Se Mendonça decidir pela manutenção das investigações no STF, qualquer recurso relacionado à sua decisão será analisado pela Segunda Turma do tribunal. Essa turma é composta, Além de Mendonça, por Gilmar Mendes, Dias Toffoli, Luiz Fux e Nunes Marques. Nas votações de caráter criminal, o relator frequentemente tem recebido o apoio de Fux e Nunes Marques, embora ainda não tenha havido deliberação sobre questões que envolvam Lulinha.
Atualmente, existem três inquéritos em andamento no STF que investigam o filho do presidente. Os dois primeiros processos estão sob a responsabilidade de Mendonça, enquanto o terceiro é conduzido por Flávio Dino.

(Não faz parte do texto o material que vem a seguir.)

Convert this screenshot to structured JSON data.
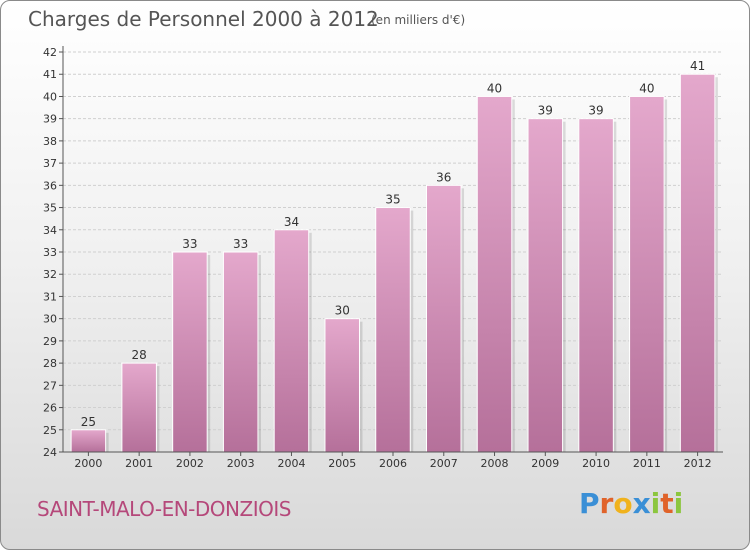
{
  "header": {
    "title": "Charges de Personnel 2000 à 2012",
    "subtitle": "(en milliers d'€)"
  },
  "footer": {
    "place": "SAINT-MALO-EN-DONZIOIS",
    "logo": "Proxiti",
    "logo_letters": [
      {
        "ch": "P",
        "color": "#3a8fd6"
      },
      {
        "ch": "r",
        "color": "#e0632a"
      },
      {
        "ch": "o",
        "color": "#f0b21d"
      },
      {
        "ch": "x",
        "color": "#3a8fd6"
      },
      {
        "ch": "i",
        "color": "#8cc63e"
      },
      {
        "ch": "t",
        "color": "#e0632a"
      },
      {
        "ch": "i",
        "color": "#8cc63e"
      }
    ]
  },
  "chart_data": {
    "type": "bar",
    "categories": [
      "2000",
      "2001",
      "2002",
      "2003",
      "2004",
      "2005",
      "2006",
      "2007",
      "2008",
      "2009",
      "2010",
      "2011",
      "2012"
    ],
    "values": [
      25,
      28,
      33,
      33,
      34,
      30,
      35,
      36,
      40,
      39,
      39,
      40,
      41
    ],
    "ylim": [
      24,
      42
    ],
    "yticks": [
      24,
      25,
      26,
      27,
      28,
      29,
      30,
      31,
      32,
      33,
      34,
      35,
      36,
      37,
      38,
      39,
      40,
      41,
      42
    ],
    "grid": true,
    "colors": {
      "bar_light": "#e4a8cc",
      "bar_dark": "#b5709a",
      "grid": "#d0d0d0",
      "axis": "#555555"
    }
  }
}
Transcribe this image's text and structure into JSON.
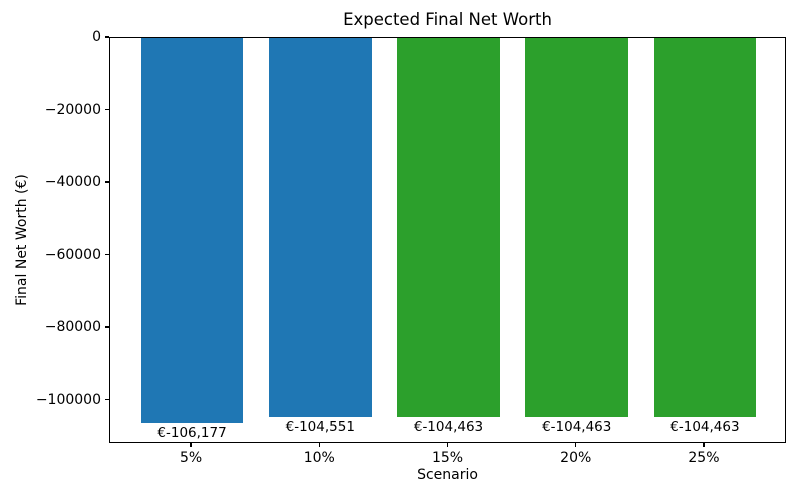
{
  "chart_data": {
    "type": "bar",
    "title": "Expected Final Net Worth",
    "xlabel": "Scenario",
    "ylabel": "Final Net Worth (€)",
    "categories": [
      "5%",
      "10%",
      "15%",
      "20%",
      "25%"
    ],
    "values": [
      -106177,
      -104551,
      -104463,
      -104463,
      -104463
    ],
    "bar_labels": [
      "€-106,177",
      "€-104,551",
      "€-104,463",
      "€-104,463",
      "€-104,463"
    ],
    "bar_colors": [
      "#1f77b4",
      "#1f77b4",
      "#2ca02c",
      "#2ca02c",
      "#2ca02c"
    ],
    "ylim": [
      -112000,
      0
    ],
    "xlim": [
      -0.64,
      4.64
    ],
    "bar_width": 0.8,
    "yticks": [
      0,
      -20000,
      -40000,
      -60000,
      -80000,
      -100000
    ],
    "ytick_labels": [
      "0",
      "−20000",
      "−40000",
      "−60000",
      "−80000",
      "−100000"
    ],
    "grid": false,
    "legend": null,
    "axis_color": "#000000",
    "text_color": "#000000",
    "background_color": "#ffffff"
  }
}
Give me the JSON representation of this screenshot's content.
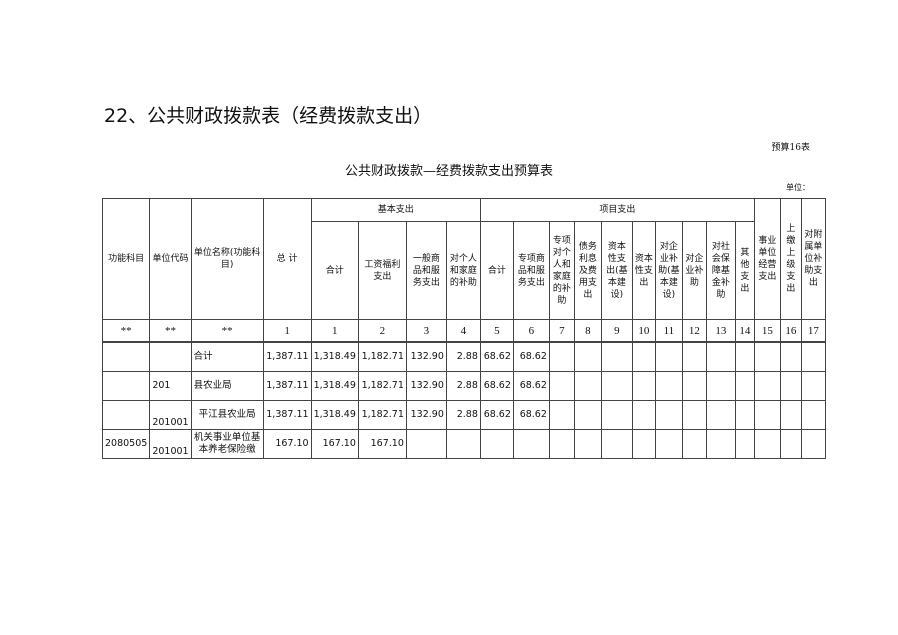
{
  "title": "22、公共财政拨款表（经费拨款支出）",
  "form_no": "预算16表",
  "table_title": "公共财政拨款—经费拨款支出预算表",
  "unit_label": "单位：",
  "headers": {
    "func": "功能科目",
    "code": "单位代码",
    "name": "单位名称(功能科目)",
    "total": "总 计",
    "basic": "基本支出",
    "project": "项目支出",
    "basic_cols": [
      "合计",
      "工资福利支出",
      "一般商品和服务支出",
      "对个人和家庭的补助"
    ],
    "project_cols": [
      "合计",
      "专项商品和服务支出",
      "专项对个人和家庭的补助",
      "债务利息及费用支出",
      "资本性支出(基本建设)",
      "资本性支出",
      "对企业补助(基本建设)",
      "对企业补助",
      "对社会保障基金补助",
      "其他支出"
    ],
    "biz": "事业单位经营支出",
    "upper": "上缴上级支出",
    "sub": "对附属单位补助支出"
  },
  "numbers": [
    "**",
    "**",
    "**",
    "1",
    "1",
    "2",
    "3",
    "4",
    "5",
    "6",
    "7",
    "8",
    "9",
    "10",
    "11",
    "12",
    "13",
    "14",
    "15",
    "16",
    "17"
  ],
  "rows": [
    {
      "func": "",
      "code": "",
      "name": "合计",
      "v": [
        "1,387.11",
        "1,318.49",
        "1,182.71",
        "132.90",
        "2.88",
        "68.62",
        "68.62"
      ]
    },
    {
      "func": "",
      "code": "201",
      "name": "县农业局",
      "v": [
        "1,387.11",
        "1,318.49",
        "1,182.71",
        "132.90",
        "2.88",
        "68.62",
        "68.62"
      ]
    },
    {
      "func": "",
      "code": "201001",
      "name": "平江县农业局",
      "v": [
        "1,387.11",
        "1,318.49",
        "1,182.71",
        "132.90",
        "2.88",
        "68.62",
        "68.62"
      ]
    },
    {
      "func": "2080505",
      "code": "201001",
      "name": "机关事业单位基本养老保险缴",
      "v": [
        "167.10",
        "167.10",
        "167.10",
        "",
        "",
        "",
        ""
      ]
    }
  ]
}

Interlocutores de Dino informam que, até o momento, não houve solicitação da PGR para que este último também fosse transferido para a primeira instância.
A situação tem gerado desconfiança entre pessoas próximas a Mendonça, que percebem um tratamento diferenciado para o caso e suspeitam que o real interesse por trás do pedido da PGR seja afastar o processo das mãos do ministro. Atualmente, a relação entre Mendonça e parte da Polícia Federal, que está à frente das investigações, é considerada tensa.
O primeiro inquérito investiga se Lulinha favoreceu a empresa do “Careca do INSS”, que lida com medicamentos à base de cannabis, junto ao Ministério da Saúde. O segundo inquérito examina se o filho do presidente beneficiou uma empresa de tecnologia da informação em suas relações com a Dataprev. A terceira investigação envolve Marco Aurélio Santana Ribeiro, ex-chefe de gabinete de Lula, conhecido como Marcola, que, conforme a Polícia Federal, tinha conexões com Lulinha e a lobista Luchsinger.